Reporting in Rising above its station

09 April, 2010
Page 10 

Kirk Hunter

Chief executive, Scottish Association of Master Bakers

Scottish bakers have been reaching for the blood pressure tablets lately. The reason? An ill-tempered outburst by Sunday Times food journalist Allan Brown (28 March) against Scotland's much-loved Scotch Pie.

Brown doesn't care that bakers have worked hard over many years to raise standards under the wing of the Scotch Pie Club. He doesn't care that the pie remains hugely popular with consumers, that it is tasty, easy on the purse, nutritious and accessible to all. None of this matters, as Brown is a worried man. The Scotch Pie is getting above its station, he believes. The pie is being acclaimed by the gourmet classes and that must be stopped.

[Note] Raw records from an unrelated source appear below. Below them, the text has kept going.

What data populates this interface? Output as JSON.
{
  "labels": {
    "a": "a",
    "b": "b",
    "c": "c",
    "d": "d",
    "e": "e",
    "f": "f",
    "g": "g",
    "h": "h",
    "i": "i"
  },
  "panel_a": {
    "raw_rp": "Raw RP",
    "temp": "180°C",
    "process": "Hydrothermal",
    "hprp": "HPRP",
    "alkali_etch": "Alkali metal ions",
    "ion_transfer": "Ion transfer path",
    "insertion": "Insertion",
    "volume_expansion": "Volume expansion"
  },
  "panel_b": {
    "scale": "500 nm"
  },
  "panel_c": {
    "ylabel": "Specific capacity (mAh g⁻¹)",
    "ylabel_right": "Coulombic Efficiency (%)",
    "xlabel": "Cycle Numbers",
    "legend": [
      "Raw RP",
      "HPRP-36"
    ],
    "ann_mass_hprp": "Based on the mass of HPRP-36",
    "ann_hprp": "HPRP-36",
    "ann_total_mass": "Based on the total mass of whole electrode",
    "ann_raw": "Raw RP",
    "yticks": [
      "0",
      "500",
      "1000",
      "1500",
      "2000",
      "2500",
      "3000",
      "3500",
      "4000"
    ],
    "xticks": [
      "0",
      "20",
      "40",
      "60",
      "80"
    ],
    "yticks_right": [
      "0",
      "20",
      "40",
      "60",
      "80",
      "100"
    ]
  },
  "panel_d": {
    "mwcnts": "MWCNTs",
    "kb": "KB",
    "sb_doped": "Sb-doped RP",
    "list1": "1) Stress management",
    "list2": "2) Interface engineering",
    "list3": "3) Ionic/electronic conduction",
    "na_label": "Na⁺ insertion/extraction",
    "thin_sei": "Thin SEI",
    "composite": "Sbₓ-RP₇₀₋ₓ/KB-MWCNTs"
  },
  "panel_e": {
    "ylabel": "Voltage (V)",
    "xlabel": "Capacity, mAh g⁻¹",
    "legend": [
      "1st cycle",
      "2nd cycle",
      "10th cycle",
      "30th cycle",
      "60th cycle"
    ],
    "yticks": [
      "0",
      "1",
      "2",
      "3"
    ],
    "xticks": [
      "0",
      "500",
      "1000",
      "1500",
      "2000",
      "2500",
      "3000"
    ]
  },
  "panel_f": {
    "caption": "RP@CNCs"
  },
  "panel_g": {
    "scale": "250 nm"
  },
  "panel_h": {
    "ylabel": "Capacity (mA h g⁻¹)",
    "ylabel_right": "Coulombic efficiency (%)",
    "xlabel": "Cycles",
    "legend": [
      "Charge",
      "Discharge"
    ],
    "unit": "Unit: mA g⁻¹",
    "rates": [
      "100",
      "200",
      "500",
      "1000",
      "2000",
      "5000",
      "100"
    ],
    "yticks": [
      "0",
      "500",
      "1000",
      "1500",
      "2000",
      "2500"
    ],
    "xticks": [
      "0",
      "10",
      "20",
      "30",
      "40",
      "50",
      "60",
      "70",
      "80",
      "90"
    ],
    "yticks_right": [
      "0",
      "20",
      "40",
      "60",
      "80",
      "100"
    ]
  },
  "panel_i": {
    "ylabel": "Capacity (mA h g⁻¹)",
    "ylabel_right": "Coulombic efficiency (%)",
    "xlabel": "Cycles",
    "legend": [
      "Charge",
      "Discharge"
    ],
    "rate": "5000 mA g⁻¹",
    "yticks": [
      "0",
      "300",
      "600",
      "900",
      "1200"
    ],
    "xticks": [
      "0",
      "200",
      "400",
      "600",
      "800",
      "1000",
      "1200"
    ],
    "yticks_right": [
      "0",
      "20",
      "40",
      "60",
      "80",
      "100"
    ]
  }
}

"The Scotch Pie is dog food en croute," thunders Brown. He explains that the taste for a Scotch Pie is explicable: "They are cheap thrills for the self-medicating classes who don't know any better."

And what has provoked all this venom? Simply, that in this year's Great British Menu competition on the BBC, representing the finest of the country's cuisine, Scotland will be represented by you've guessed it the Scotch Pie. Tony Singh of Edinburgh restaurant Oloroso and Michael Smith of the Three Chimneys on Skye will be presenting their separate takes on the Scotch Pie. Well done to them and good luck to the pie.

In the spirit of generosity typical of all bakers, chairman of the Scotch Pie Club, Alan Stuart of R T Stuart has invited Brown to take the road to Methil to experience the pie at first hand. I look forward confidently to Brown's conversion to the cause.